Harare.com reported that passengers onboard FN8332 shared their frustrations on Twitter after they were "informed that the aircraft’s fuel had been depleted" due to being stationary on the runway for a lengthy period. 

Zimlive.com spoke to one of the passengers onboard flight FN8332, who did not want to be named. They alleged that the airline asked them to disembark and return to the terminal. The passenger claimed the airline informed them that the plane had run out of fuel.  

Fastjet, however, denied the claims that the delay was related to fuel and said a "minor technical defect occurred."

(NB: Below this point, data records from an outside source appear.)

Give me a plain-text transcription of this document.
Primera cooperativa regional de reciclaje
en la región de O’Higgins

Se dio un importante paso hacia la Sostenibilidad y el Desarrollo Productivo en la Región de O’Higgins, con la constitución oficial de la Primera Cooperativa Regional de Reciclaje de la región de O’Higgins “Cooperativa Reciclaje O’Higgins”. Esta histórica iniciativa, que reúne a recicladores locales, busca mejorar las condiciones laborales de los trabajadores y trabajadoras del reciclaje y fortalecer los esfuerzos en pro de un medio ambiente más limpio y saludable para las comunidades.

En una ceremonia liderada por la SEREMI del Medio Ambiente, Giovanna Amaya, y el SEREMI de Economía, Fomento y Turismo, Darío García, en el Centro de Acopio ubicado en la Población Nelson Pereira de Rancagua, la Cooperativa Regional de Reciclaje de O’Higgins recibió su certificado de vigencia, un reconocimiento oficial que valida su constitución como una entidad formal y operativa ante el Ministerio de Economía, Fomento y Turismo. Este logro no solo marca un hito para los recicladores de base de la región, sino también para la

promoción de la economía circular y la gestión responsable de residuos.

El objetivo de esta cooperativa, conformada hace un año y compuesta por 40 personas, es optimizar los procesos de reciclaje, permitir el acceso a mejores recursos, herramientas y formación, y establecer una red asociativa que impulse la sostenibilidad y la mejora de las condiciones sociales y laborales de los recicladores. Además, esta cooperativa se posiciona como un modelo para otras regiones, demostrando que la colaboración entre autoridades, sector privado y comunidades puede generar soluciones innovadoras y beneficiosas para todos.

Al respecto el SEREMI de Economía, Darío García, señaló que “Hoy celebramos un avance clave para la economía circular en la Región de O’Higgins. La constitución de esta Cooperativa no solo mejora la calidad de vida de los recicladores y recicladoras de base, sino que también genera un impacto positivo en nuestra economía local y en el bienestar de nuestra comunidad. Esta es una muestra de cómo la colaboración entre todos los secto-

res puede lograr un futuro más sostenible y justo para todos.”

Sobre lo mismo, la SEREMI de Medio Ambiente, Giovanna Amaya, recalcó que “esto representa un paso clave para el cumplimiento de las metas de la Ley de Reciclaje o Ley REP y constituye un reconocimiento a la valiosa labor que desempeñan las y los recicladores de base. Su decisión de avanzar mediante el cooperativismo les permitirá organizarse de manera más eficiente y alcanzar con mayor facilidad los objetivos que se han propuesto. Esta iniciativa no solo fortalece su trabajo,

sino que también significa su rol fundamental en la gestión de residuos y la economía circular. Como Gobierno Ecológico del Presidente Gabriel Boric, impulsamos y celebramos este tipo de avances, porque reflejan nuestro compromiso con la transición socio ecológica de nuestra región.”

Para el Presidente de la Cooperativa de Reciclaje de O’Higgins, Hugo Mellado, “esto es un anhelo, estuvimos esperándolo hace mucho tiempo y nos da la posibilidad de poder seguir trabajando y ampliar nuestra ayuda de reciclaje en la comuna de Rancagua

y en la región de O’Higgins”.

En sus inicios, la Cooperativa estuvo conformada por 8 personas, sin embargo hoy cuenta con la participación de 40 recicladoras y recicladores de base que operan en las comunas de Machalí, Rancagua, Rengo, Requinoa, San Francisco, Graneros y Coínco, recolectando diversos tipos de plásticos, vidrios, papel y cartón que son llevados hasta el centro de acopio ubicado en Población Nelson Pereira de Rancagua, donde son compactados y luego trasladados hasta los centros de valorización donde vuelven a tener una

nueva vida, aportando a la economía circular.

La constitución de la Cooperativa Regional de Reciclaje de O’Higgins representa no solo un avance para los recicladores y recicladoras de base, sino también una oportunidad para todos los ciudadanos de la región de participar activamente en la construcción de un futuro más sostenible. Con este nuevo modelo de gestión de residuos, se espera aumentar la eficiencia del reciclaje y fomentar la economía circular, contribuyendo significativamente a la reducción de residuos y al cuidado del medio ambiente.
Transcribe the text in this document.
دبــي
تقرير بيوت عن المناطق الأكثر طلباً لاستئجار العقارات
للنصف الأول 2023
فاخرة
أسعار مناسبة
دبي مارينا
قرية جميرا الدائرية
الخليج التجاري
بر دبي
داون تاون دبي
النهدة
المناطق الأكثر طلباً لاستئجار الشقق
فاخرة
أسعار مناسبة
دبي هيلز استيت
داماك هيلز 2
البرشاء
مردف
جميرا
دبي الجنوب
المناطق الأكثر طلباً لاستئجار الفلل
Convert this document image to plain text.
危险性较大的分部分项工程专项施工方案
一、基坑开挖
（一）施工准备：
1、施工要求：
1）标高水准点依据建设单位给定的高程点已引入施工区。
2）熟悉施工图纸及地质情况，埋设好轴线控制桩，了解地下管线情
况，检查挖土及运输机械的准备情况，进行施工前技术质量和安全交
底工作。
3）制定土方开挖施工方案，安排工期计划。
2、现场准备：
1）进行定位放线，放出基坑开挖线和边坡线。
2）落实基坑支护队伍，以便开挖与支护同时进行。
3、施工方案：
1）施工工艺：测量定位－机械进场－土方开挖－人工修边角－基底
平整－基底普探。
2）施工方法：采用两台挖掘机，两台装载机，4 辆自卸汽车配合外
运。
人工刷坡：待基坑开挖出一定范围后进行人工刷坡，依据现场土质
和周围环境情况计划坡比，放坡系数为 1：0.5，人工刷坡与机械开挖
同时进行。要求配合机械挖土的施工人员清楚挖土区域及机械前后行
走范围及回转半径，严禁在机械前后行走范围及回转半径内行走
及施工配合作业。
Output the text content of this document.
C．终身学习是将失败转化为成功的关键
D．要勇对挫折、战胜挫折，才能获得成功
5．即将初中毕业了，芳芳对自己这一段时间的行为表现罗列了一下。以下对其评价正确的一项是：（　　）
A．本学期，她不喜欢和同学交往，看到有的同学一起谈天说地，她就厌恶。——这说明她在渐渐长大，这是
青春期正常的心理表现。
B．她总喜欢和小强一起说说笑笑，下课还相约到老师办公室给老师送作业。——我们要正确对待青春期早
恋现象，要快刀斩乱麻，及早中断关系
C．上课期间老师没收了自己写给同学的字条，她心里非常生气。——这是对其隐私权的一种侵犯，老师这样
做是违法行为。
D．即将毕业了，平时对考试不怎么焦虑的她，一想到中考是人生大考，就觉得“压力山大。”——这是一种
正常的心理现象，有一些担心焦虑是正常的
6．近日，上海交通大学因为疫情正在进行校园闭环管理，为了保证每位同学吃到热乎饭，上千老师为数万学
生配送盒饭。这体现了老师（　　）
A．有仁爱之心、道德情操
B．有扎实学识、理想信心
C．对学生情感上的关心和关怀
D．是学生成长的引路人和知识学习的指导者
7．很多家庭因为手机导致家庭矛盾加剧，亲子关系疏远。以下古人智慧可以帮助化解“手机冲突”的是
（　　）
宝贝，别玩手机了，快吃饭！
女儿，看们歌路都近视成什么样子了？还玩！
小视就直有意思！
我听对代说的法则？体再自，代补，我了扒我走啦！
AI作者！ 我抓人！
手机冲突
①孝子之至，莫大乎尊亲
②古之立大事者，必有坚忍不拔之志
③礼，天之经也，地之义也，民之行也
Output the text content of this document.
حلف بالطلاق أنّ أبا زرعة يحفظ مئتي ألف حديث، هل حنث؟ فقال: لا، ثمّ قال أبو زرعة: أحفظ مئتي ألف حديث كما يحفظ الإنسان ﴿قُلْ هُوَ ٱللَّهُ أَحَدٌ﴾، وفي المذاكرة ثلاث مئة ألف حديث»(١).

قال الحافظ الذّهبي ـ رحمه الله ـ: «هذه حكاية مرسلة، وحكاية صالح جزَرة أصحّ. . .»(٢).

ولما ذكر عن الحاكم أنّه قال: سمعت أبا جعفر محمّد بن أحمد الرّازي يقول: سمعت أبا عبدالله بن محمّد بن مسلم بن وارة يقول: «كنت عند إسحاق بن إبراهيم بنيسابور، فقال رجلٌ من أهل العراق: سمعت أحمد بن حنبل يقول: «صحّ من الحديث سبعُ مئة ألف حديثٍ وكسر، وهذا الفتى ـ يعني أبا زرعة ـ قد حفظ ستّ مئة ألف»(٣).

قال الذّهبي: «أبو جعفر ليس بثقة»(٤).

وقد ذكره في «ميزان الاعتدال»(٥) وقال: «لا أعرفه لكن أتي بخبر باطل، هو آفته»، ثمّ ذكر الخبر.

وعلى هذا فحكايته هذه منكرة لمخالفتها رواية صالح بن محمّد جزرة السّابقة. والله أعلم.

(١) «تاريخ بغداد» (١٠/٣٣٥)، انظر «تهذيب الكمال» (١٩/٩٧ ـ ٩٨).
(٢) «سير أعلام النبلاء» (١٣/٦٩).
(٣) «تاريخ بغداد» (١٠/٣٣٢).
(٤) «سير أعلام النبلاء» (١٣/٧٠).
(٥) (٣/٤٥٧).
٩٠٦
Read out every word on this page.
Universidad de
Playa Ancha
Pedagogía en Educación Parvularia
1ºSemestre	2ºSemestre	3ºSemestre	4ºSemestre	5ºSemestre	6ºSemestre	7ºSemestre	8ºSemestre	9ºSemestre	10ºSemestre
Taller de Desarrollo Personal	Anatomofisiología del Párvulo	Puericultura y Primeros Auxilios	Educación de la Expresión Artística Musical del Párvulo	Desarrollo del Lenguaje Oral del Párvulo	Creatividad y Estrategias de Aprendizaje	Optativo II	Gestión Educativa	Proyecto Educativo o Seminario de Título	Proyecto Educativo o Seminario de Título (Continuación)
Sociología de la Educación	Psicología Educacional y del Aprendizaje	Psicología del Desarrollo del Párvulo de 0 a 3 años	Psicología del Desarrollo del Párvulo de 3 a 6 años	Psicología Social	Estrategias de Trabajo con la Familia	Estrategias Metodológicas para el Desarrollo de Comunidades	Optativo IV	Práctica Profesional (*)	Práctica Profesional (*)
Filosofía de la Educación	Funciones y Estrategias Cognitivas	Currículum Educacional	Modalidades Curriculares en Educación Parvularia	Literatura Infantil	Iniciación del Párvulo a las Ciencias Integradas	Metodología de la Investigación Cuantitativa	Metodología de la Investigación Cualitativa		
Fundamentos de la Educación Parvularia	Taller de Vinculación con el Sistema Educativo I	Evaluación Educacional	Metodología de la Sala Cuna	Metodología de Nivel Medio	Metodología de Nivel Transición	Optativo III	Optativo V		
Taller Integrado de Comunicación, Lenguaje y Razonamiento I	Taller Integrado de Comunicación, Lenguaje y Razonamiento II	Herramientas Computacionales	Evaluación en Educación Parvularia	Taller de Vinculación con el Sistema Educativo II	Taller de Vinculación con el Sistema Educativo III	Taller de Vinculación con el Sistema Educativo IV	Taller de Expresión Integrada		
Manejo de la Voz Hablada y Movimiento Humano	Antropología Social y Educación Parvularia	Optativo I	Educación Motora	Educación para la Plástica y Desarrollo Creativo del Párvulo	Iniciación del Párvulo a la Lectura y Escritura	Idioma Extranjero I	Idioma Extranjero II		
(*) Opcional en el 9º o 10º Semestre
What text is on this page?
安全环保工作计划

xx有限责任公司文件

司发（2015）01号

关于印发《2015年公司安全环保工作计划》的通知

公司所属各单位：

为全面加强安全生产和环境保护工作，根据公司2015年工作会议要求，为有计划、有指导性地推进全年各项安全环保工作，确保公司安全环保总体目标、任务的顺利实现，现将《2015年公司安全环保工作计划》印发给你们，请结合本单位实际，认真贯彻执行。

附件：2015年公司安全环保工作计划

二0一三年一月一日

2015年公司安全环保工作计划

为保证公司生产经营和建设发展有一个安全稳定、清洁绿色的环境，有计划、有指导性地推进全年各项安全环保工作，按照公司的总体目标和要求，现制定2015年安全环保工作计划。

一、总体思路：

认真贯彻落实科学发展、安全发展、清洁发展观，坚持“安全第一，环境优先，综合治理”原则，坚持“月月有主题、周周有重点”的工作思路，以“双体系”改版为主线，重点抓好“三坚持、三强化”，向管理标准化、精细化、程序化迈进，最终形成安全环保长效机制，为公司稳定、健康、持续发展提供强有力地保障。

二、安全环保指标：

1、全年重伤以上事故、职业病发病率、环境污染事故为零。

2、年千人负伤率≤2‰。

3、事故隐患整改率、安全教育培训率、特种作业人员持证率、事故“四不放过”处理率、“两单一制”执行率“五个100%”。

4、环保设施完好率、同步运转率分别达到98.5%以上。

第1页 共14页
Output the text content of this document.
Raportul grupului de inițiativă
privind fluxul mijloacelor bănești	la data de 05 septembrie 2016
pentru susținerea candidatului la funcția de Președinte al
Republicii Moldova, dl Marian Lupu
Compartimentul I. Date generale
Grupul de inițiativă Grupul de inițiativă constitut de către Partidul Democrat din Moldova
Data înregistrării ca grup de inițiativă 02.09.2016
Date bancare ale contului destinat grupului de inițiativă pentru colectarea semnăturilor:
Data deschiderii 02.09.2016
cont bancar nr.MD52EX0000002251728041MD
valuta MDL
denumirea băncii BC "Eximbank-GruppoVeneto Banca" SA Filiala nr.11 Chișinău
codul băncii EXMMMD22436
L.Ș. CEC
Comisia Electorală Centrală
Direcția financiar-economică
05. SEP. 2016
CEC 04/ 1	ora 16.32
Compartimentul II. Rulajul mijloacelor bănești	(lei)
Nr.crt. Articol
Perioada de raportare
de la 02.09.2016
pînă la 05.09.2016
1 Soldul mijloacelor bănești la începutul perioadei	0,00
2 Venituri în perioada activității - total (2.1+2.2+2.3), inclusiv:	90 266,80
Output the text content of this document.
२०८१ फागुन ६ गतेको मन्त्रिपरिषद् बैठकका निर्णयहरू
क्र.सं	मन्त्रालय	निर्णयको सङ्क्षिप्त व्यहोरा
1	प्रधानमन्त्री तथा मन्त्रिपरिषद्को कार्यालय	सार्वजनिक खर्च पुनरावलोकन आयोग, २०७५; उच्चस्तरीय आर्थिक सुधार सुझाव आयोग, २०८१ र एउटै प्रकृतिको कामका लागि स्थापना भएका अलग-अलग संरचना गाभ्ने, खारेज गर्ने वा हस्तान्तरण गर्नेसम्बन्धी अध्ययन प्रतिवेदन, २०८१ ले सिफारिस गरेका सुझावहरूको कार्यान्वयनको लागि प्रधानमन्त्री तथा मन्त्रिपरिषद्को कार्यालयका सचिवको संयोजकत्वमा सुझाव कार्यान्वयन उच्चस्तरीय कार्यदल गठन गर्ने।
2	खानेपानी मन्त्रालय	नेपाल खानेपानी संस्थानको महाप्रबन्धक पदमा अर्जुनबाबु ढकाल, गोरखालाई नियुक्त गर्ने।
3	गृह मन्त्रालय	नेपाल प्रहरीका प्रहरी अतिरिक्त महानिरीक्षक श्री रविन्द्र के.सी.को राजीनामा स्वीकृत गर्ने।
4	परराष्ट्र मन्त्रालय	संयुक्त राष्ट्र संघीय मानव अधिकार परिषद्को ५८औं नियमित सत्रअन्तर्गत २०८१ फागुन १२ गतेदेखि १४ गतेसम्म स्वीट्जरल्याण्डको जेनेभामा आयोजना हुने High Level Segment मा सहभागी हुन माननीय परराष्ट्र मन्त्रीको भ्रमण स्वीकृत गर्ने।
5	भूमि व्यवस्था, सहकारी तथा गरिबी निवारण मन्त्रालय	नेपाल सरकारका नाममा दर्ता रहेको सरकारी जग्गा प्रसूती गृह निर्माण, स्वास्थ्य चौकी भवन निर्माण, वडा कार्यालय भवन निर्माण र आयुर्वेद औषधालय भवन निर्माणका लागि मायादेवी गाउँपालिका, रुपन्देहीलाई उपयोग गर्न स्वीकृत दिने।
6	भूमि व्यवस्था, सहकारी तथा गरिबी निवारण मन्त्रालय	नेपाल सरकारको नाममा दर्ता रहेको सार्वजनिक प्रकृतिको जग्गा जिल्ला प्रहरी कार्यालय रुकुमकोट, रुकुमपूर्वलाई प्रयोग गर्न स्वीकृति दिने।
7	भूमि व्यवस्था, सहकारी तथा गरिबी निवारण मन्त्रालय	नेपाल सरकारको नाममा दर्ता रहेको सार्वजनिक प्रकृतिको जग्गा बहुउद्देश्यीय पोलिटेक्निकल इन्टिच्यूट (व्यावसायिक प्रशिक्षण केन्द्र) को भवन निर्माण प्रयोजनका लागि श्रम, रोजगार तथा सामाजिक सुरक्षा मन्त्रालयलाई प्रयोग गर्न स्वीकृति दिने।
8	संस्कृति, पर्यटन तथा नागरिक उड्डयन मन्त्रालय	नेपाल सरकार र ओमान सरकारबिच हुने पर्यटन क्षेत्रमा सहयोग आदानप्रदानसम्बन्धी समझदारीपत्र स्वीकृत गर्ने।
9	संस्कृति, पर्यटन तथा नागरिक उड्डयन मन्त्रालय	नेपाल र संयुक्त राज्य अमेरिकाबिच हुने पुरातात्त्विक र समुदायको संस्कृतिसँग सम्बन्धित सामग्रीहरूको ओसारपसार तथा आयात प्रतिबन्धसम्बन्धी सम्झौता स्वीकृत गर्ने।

“The airline would like to factually clarify the events regarding flight FN8332 operating from Johannesburg to Harare,” the airline said in a statement.  

The statement revealed that on December 8, the flight was scheduled to operate during a period where Johannesburg experienced poor weather conditions. 

"These adverse weather conditions on the day were resulting in aircraft departures having to wait longer than usual for their takeoff clearances. 

“Following the receipt of departure clearance, a minor technical defect occurred, not related to fuel, and this resulted in a precautionary decision by the crew to discontinue the take off procedure.

“The aircraft was then required to rejoin a queue where a higher number of aircraft were now waiting for their take off clearances. Having evaluated the situation and the anticipated ongoing and lengthy waiting time, the crew decided to return to their parking bay to top up with fuel,” the statement revealed. 

The airline stated that in poor weather conditions, the number of aircraft waiting in line for departure is higher than normal, which resulted in a longer ground taxi time and fuel burn. 

 The statement further revealed: “The decision by the crew to top up the fuel, to enhance operating and safety requirements due to the weather conditions, was fully in accordance with normal safety, operational and regulatory standards.

“At no time was the flight scheduled for take-off without adequate fuel. All actions taken by the crew were in line with operating procedures and the safety of the passengers was not compromised,” it revealed.